Nanna.– Sotte qui n'en aurait pas eu; mais en tout bien, tout honneur. A ce moment, on me fit asseoir au premier rang, devant toutes les femmes, et bientôt commença la messe chantée; puis je fus placée, à genoux, entre ma mère Tina et ma tante Ciampolina. Un clerc, accompagné par les orgues, chanta un motet, et, après la messe, mes robes monacales, qui étaient sur l'autel, ayant été bénies, le prêtre qui avait dit l'Épître et celui qui avait dit l'Évangile me relevèrent et me firent remettre à genoux sur les degrés du maître-autel.
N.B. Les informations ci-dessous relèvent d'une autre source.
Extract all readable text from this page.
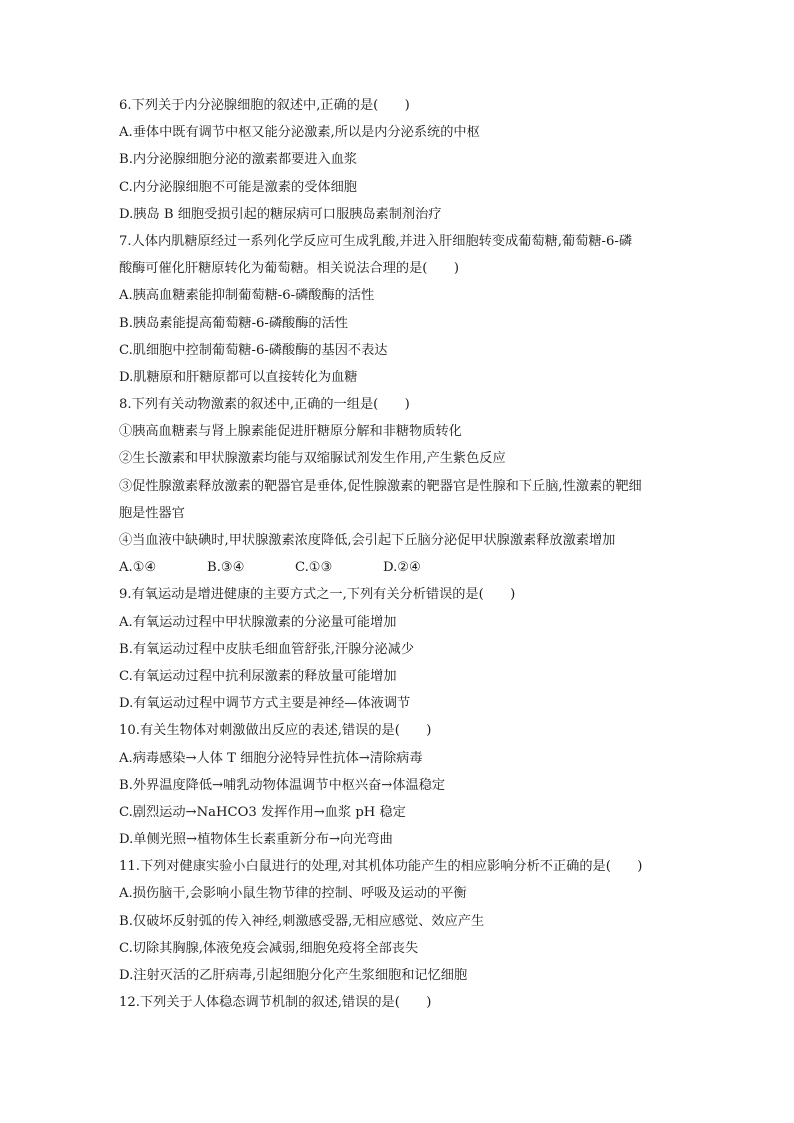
6.下列关于内分泌腺细胞的叙述中,正确的是(　　)
A.垂体中既有调节中枢又能分泌激素,所以是内分泌系统的中枢
B.内分泌腺细胞分泌的激素都要进入血浆
C.内分泌腺细胞不可能是激素的受体细胞
D.胰岛 B 细胞受损引起的糖尿病可口服胰岛素制剂治疗
7.人体内肌糖原经过一系列化学反应可生成乳酸,并进入肝细胞转变成葡萄糖,葡萄糖-6-磷
酸酶可催化肝糖原转化为葡萄糖。相关说法合理的是(　　)
A.胰高血糖素能抑制葡萄糖-6-磷酸酶的活性
B.胰岛素能提高葡萄糖-6-磷酸酶的活性
C.肌细胞中控制葡萄糖-6-磷酸酶的基因不表达
D.肌糖原和肝糖原都可以直接转化为血糖
8.下列有关动物激素的叙述中,正确的一组是(　　)
①胰高血糖素与肾上腺素能促进肝糖原分解和非糖物质转化
②生长激素和甲状腺激素均能与双缩脲试剂发生作用,产生紫色反应
③促性腺激素释放激素的靶器官是垂体,促性腺激素的靶器官是性腺和下丘脑,性激素的靶细
胞是性器官
④当血液中缺碘时,甲状腺激素浓度降低,会引起下丘脑分泌促甲状腺激素释放激素增加
A.①④	B.③④	C.①③	D.②④
9.有氧运动是增进健康的主要方式之一,下列有关分析错误的是(　　)
A.有氧运动过程中甲状腺激素的分泌量可能增加
B.有氧运动过程中皮肤毛细血管舒张,汗腺分泌减少
C.有氧运动过程中抗利尿激素的释放量可能增加
D.有氧运动过程中调节方式主要是神经—体液调节
10.有关生物体对刺激做出反应的表述,错误的是(　　)
A.病毒感染→人体 T 细胞分泌特异性抗体→清除病毒
B.外界温度降低→哺乳动物体温调节中枢兴奋→体温稳定
C.剧烈运动→NaHCO3 发挥作用→血浆 pH 稳定
D.单侧光照→植物体生长素重新分布→向光弯曲
11.下列对健康实验小白鼠进行的处理,对其机体功能产生的相应影响分析不正确的是(　　)
A.损伤脑干,会影响小鼠生物节律的控制、呼吸及运动的平衡
B.仅破坏反射弧的传入神经,刺激感受器,无相应感觉、效应产生
C.切除其胸腺,体液免疫会减弱,细胞免疫将全部丧失
D.注射灭活的乙肝病毒,引起细胞分化产生浆细胞和记忆细胞
12.下列关于人体稳态调节机制的叙述,错误的是(　　)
Alors celui qui avait dit la messe me donna l'eau bénite et, ayant chanté, avec les autres ecclésiastiques, le Te Deum laudamus, avec peut-être cent sortes de psaumes, ils me dépouillèrent des mondanités et me vêtirent de l'habit spirituel. Les gens, s'écrasant les uns les autres, faisaient un vacarme qui ressemblait à celui qu'on entend à Saint-Pierre et à Saint-Jean quand quelqu'une, ou par folie, ou par désespoir, ou par malice, se fait emmurer, comme je l'ai fait une fois moi-même20.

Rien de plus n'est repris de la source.